Dans les deux passages
rapportés, la métaphore juridique reste ponctuelle, elle ne fait pas l’objet
d’un développement.
Débats amoureux
Ce n’est pas le cas
lorsqu’il s’agit de mettre en scène les relations amoureuses du héros.
Celui-ci s’y retrouve
en effet toujours en position d’accusé, et, partant, d’apologie. Accusé de
tromper sa puella avec la coiffeuse Cypassis, le poète amoureux répond[Ov.Am.2,7,2] :
Ergo ego sufficiam
reus in noua crimina[27]
semper ?
Ainsi donc, moi,
j’encourrai encore et toujours des accusations ?[28]
De son côté, la jeune
fille trompée dolet (v. 4)[Ov.Am.2,7,4], arguit
(v. 6)[Ov.Am.2,7,6],
insimulat (v. 13)[Ov.Am.2,7,13], obiicit (v. 18)[Ov.Am.2,7,18], jusqu’au serment final
du jeune homme[Ov.Am.2,7,27-28] [29] :
Per Venerem iuro […]
me non admissi criminis
esse reum.
Par Vénus, je jure
[…]
que je suis accusé
d’un crime que je n’ai pas commis.
Dans ce contexte, le
héros qualifie sa relation avec la coiffeuse Cypassis de furtum, de
« larcin »[Ov.Am.2,8,3] [30] :
Et mihi iucundo non
rustica cognita furto.
Toi dont un doux
larcin m’a montré l’absence de naïveté.
et parle de furtiuae
ueneris, de « plaisir dérobé ».
Ou bien il se fait
accusateur de la puella qui le trompe, ainsi en 2, 5, 7-9[Ov.Am.2,5,7-9] :
O utinam arguerem sic
ut uincere non possem !
Me miserum quare tam
bona causa mea est ?
Felix qui quod amat
defendere fortiter audit !
Ah ! si
j’argumentais sans pouvoir triompher !
Pourquoi,
malheureusement, ma cause est-elle si bonne ?
Heureux qui ose
courageusement défendre ce qu’il aime !
et 11-12[Ov.Am.2,5,11-12] :
Ferreus est nimiumque
suo fauet ille dolori
cui petitur uicta
palma cruenta rea.
Il est de fer et il
se complaît trop dans son ressentiment
celui qui recherche
une palme sanglante en triomphant d’une accusée.
La métaphore se file
ici quelque peu (arguerem, uicta, causa, defendere), oscillant entre le
juridique et le guerrier (uincere, cruenta), et débouchant, dans
l’emphase, sur les sentences parodiques Felix qui / Ferreus est,
antinomiques, de béatification et d’invective.
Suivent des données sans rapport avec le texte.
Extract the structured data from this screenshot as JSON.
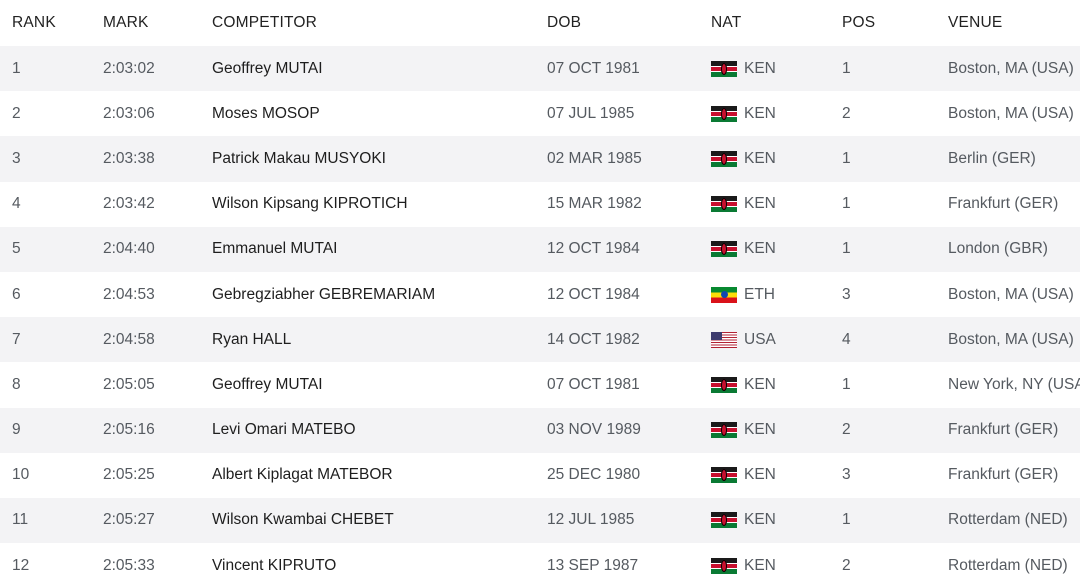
{
  "headers": {
    "rank": "RANK",
    "mark": "MARK",
    "competitor": "COMPETITOR",
    "dob": "DOB",
    "nat": "NAT",
    "pos": "POS",
    "venue": "VENUE"
  },
  "flag_colors": {
    "KEN": [
      "#1a1a1a",
      "#ffffff",
      "#c8102e",
      "#ffffff",
      "#0a7a34"
    ],
    "ETH": [
      "#078930",
      "#fcdd09",
      "#da121a"
    ],
    "USA": [
      "#b22234",
      "#ffffff",
      "#3c3b6e"
    ]
  },
  "rows": [
    {
      "rank": "1",
      "mark": "2:03:02",
      "competitor": "Geoffrey MUTAI",
      "dob": "07 OCT 1981",
      "nat": "KEN",
      "pos": "1",
      "venue": "Boston, MA (USA)"
    },
    {
      "rank": "2",
      "mark": "2:03:06",
      "competitor": "Moses MOSOP",
      "dob": "07 JUL 1985",
      "nat": "KEN",
      "pos": "2",
      "venue": "Boston, MA (USA)"
    },
    {
      "rank": "3",
      "mark": "2:03:38",
      "competitor": "Patrick Makau MUSYOKI",
      "dob": "02 MAR 1985",
      "nat": "KEN",
      "pos": "1",
      "venue": "Berlin (GER)"
    },
    {
      "rank": "4",
      "mark": "2:03:42",
      "competitor": "Wilson Kipsang KIPROTICH",
      "dob": "15 MAR 1982",
      "nat": "KEN",
      "pos": "1",
      "venue": "Frankfurt (GER)"
    },
    {
      "rank": "5",
      "mark": "2:04:40",
      "competitor": "Emmanuel MUTAI",
      "dob": "12 OCT 1984",
      "nat": "KEN",
      "pos": "1",
      "venue": "London (GBR)"
    },
    {
      "rank": "6",
      "mark": "2:04:53",
      "competitor": "Gebregziabher GEBREMARIAM",
      "dob": "12 OCT 1984",
      "nat": "ETH",
      "pos": "3",
      "venue": "Boston, MA (USA)"
    },
    {
      "rank": "7",
      "mark": "2:04:58",
      "competitor": "Ryan HALL",
      "dob": "14 OCT 1982",
      "nat": "USA",
      "pos": "4",
      "venue": "Boston, MA (USA)"
    },
    {
      "rank": "8",
      "mark": "2:05:05",
      "competitor": "Geoffrey MUTAI",
      "dob": "07 OCT 1981",
      "nat": "KEN",
      "pos": "1",
      "venue": "New York, NY (USA)"
    },
    {
      "rank": "9",
      "mark": "2:05:16",
      "competitor": "Levi Omari MATEBO",
      "dob": "03 NOV 1989",
      "nat": "KEN",
      "pos": "2",
      "venue": "Frankfurt (GER)"
    },
    {
      "rank": "10",
      "mark": "2:05:25",
      "competitor": "Albert Kiplagat MATEBOR",
      "dob": "25 DEC 1980",
      "nat": "KEN",
      "pos": "3",
      "venue": "Frankfurt (GER)"
    },
    {
      "rank": "11",
      "mark": "2:05:27",
      "competitor": "Wilson Kwambai CHEBET",
      "dob": "12 JUL 1985",
      "nat": "KEN",
      "pos": "1",
      "venue": "Rotterdam (NED)"
    },
    {
      "rank": "12",
      "mark": "2:05:33",
      "competitor": "Vincent KIPRUTO",
      "dob": "13 SEP 1987",
      "nat": "KEN",
      "pos": "2",
      "venue": "Rotterdam (NED)"
    }
  ]
}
L’effet produit est
« burlesque » dans l’écart entre le sérieux de la métaphore, le
social, et le ludique du signifié, le privé, qui met en jeu une femme
appartenant au monde interlope.
L’effet est plus net
encore dans l’élégie 2, 2[Ov.Am.2,2]où la puella
est, en revanche, accusée par son uir en titre sur le rapport du
gardien, l’eunuque Bagoüs. Successivement, dans des conseils que le locuteur
amoureux de la puella lui adresse, c’est Bagoüs qui est l’accusateur,
mimant devant le uir de fausses incriminations destinées à cacher la
véritable faute[Ov.Am.2,2,37-38][31] :
Tu contra obiicies
quae tota diluat illa
et ueris falso
crimine deme fidem.
Toi, de ton côté,
dirige contre elle des reproches dont elle puisse aisément se laver
et, par de fausses
accusations, enlève tout crédit à celle qui serait justifiée.
Il est le
dénonciateur, index[32],
apportant des « indices » ; puis le uir apparaît en juge
à travers une sentence :
Culpa nec ex facili
quamuis manifesta probatur
Iudicis illa sui tuta
fauore uenit.
La faute, si évidente
soit-elle, ne se prouve pas facilement.
Elle, elle est
tranquillisée par la faveur de son juge, qui prépare le retournement dans la
pointe finale, épigrammatique :
[…] in gremio iudicis
illa sedet
Elle, elle est assise
sur les genoux du juge.
dans laquelle la lascivité
vient cohabiter avec la gravité des deux côtés de la coupe gremi / iudicis[33].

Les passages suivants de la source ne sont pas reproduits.